Letting old PCs rest in peace is an increasingly risky practice for companies. Computers present a number of potential environmental hazards, from the heavily leaded cathode ray tubes in monitors to the nickel and lithium batteries used for energy backups. While it's not yet technically illegal to dump computers (although Environmental Protection Agency regulations require monitors to be treated as hazardous waste), companies may be held liable for allowing any of a computer's components to contaminate the environment.
Rather than throw their computers away, companies can go the recycling route--usually for a price. Fees vary widely, with disposal costs ranging from $6 to $20 per monitor to 5 cents to 30 cents per pound for other equipment. If equipment can be refurbished and resold, however, a company may actually get some value back for its efforts. A good rule of thumb, says Hewlett-Packard Co. environmental business unit manager Renee St. Denis, is that 486 processors and below are likely to cost money to recycle, while Pentiums and above may be worth up to $30 each.
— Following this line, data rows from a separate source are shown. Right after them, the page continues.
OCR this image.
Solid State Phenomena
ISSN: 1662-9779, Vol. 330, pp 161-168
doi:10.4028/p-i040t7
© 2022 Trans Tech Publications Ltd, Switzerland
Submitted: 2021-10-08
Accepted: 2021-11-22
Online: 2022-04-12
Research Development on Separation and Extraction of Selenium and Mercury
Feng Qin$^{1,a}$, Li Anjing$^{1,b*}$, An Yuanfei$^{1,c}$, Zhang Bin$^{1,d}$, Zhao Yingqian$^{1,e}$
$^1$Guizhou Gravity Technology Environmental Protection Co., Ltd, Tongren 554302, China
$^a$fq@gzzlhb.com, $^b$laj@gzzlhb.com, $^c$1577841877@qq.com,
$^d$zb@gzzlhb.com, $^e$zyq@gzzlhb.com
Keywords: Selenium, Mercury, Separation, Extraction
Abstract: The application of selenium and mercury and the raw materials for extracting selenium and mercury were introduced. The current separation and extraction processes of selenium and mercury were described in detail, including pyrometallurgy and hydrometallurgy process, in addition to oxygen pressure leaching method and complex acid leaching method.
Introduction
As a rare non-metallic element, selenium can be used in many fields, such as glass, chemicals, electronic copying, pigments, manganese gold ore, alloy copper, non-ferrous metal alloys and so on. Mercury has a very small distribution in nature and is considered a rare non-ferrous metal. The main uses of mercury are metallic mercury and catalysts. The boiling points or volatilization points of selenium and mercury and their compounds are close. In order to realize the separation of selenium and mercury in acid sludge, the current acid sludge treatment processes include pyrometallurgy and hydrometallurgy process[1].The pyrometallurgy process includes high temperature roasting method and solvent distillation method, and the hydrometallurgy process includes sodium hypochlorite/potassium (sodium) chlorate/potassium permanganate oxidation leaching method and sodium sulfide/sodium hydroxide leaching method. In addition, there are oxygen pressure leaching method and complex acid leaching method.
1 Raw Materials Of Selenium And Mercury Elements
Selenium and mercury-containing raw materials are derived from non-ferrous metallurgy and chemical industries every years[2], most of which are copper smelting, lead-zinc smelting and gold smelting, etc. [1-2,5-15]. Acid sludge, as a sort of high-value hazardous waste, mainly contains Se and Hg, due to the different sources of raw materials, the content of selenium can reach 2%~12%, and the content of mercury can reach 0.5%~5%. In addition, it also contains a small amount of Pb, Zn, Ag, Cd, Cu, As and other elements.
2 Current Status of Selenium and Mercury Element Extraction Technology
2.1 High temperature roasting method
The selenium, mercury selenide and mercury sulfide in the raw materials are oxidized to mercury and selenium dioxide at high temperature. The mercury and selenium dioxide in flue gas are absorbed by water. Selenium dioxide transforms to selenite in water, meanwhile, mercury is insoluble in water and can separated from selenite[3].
Large computer manufacturers, such as IBM Corp. and Hewlett-Packard, are increasingly willing to negotiate with large clients on trade-in values for old equipment when they decide to upgrade, and will process old equipment with no resale value for a fee, which varies with the age of the equipment. St. Denis says the volume of trade-in deals remains low, but has more than doubled over the past year. Both HP and IBM say they incur almost no costs in recycling their in-house computers, because the value from resales, harvested parts, and precious metals offsets processing and disposal costs.
After looking for refurbishment and donation opportunities, Nortel Networks's Minnetonka, Minn., facility sends its obsolete PCs out to nearby Asset Recovery Corp.'s recycling center. Nortel support-services coordinator Donald Stinson says one of the benefits of using the center is that it provides a certificate of destruction that can help prove the company's compliance with environmental codes, thus reducing future liability costs.
Small computer recycling operations are springing up across the country in response to the growing demand for their services, but it is important to consider the firm's reputation, according to Leah Jung, an environmental consultant with Denver-based Vista Environmental Inc. She urges her clients to beware of operations that make profits by sending computer scrap to Asia or developing countries, where cheap labor and lax environmental protection make it easy for environmental contamination.
"To a company that has old equipment, the cost is not financial, it's in image and liability," Jung says. "If a company does not want to pay to have its equipment handled, it's going to be processed in a less-developed country."